Semoga bapak Presiden Jokowi dan segenap masyarakat yang masih mendambakan tegaknya keadilan di NKRI tercinta ini mau secara serius bersikap menentang segala ketidak adilan, membatasi kesewenang-wenangan dari konglomerat dalam merampas hak-hak rakyatnya. Dan tidak membiarkan Perhimpunan Sosial Candra Naya yang pada saat Republik ini berdiri sudah memainkan peranan yang sangat besar dalam membantu masyarakat yang kesusahan dan tertindas.

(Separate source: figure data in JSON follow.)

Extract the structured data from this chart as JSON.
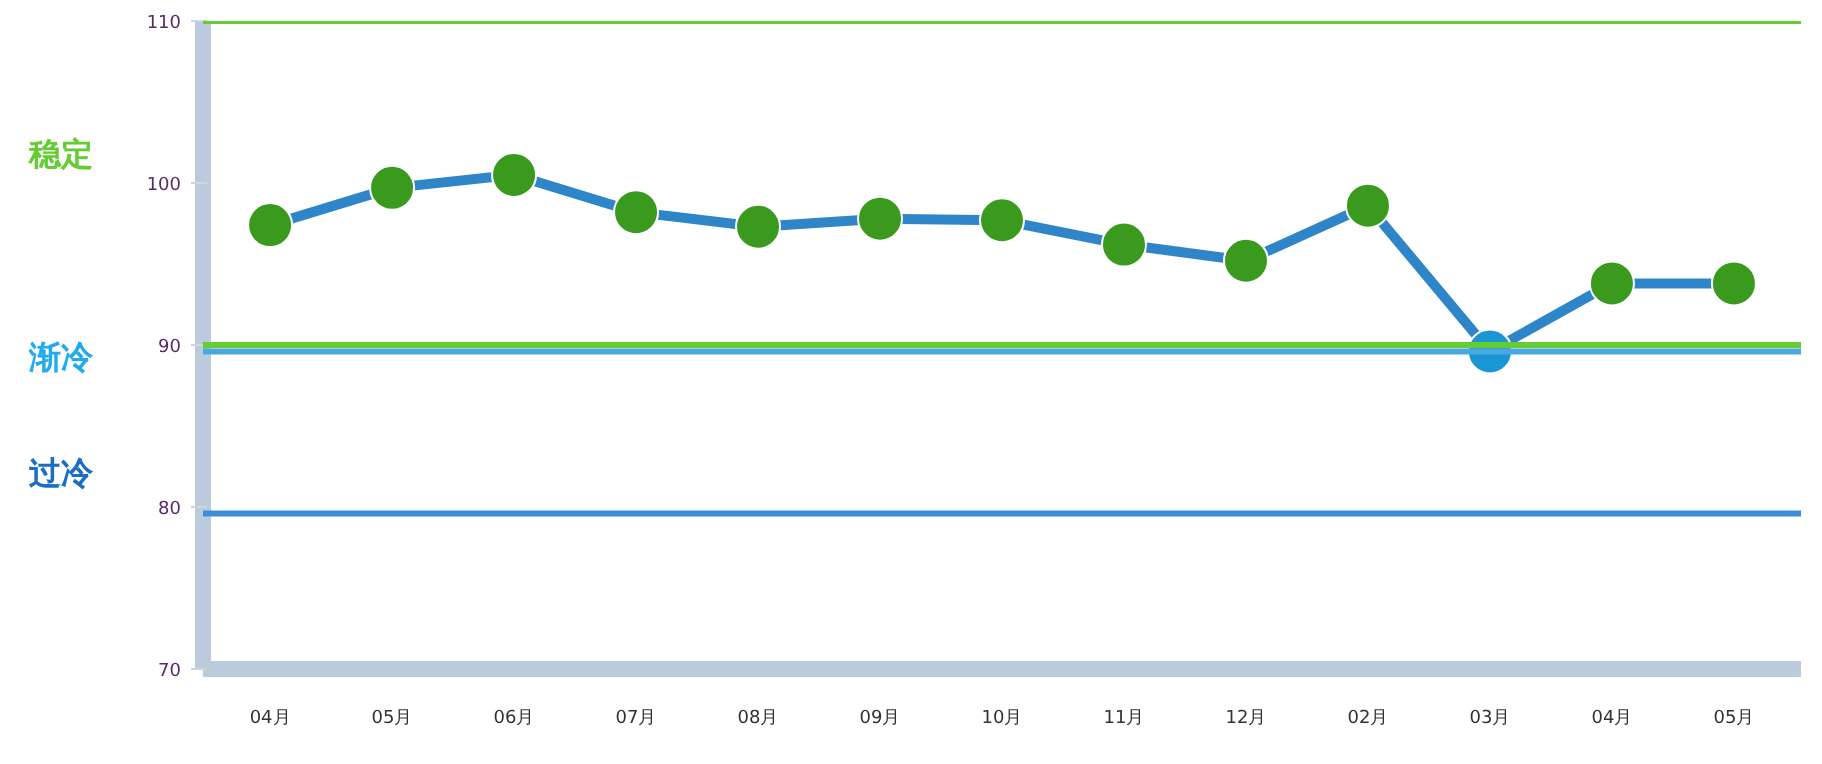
{
  "chart_data": {
    "type": "line",
    "categories": [
      "04月",
      "05月",
      "06月",
      "07月",
      "08月",
      "09月",
      "10月",
      "11月",
      "12月",
      "02月",
      "03月",
      "04月",
      "05月"
    ],
    "series": [
      {
        "color": "#2e86c8",
        "colors": [
          "#3a9a1e",
          "#3a9a1e",
          "#3a9a1e",
          "#3a9a1e",
          "#3a9a1e",
          "#3a9a1e",
          "#3a9a1e",
          "#3a9a1e",
          "#3a9a1e",
          "#3a9a1e",
          "#1a96d4",
          "#3a9a1e",
          "#3a9a1e"
        ],
        "values": [
          97.4,
          99.7,
          100.5,
          98.2,
          97.3,
          97.8,
          97.7,
          96.2,
          95.2,
          98.6,
          89.6,
          93.8,
          93.8
        ]
      }
    ],
    "ylim": [
      70,
      110
    ],
    "yticks": [
      70,
      80,
      90,
      100,
      110
    ],
    "grid": false,
    "marker": "circle",
    "line_style": "solid",
    "ref_lines": [
      {
        "axis": "y",
        "value": 110,
        "color": "#66cc33"
      },
      {
        "axis": "y",
        "value": 90,
        "color": "#66cc33"
      },
      {
        "axis": "y",
        "value": 89.6,
        "color": "#4aa8e0"
      },
      {
        "axis": "y",
        "value": 79.6,
        "color": "#3b8fd8"
      }
    ],
    "annotations": [
      "稳定",
      "渐冷",
      "过冷"
    ]
  }
}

Bapak Ketua Perhimpunan Sosial Candra Naya, I Wayan Suparmin, adalah bukti nyata sebagai manusia langka yang mewarisi sikap para pendirinya, yaitu tidak bersedia melakukan persekongkolan dengan Kartini Muljadi dalam menguras asset kekayaan Candra Naya di RS Sumber Waras, Wayan lebih rela menanggung siksa derita di penjara dari pada menerima uang haram puluhan millyar yang ditawarkan pihak Kartini Muljadi. Bila saja Wayan menerima, maka hari ini bukan Rp.755M uang Pemprov hilang, melainkan Rp.1,9T (harga seluruh lahan seperti yang ditawarkan dalam iklan rumahdijual.com tanggal 11 Juli 2015) uang Pemprov DKI berpindah ke kantong Kartini Muljadi tanpa bisa BPK mempermasalahkannya!. Bukankah Ahok selalu mengatakan "ingin membeli semuanya"?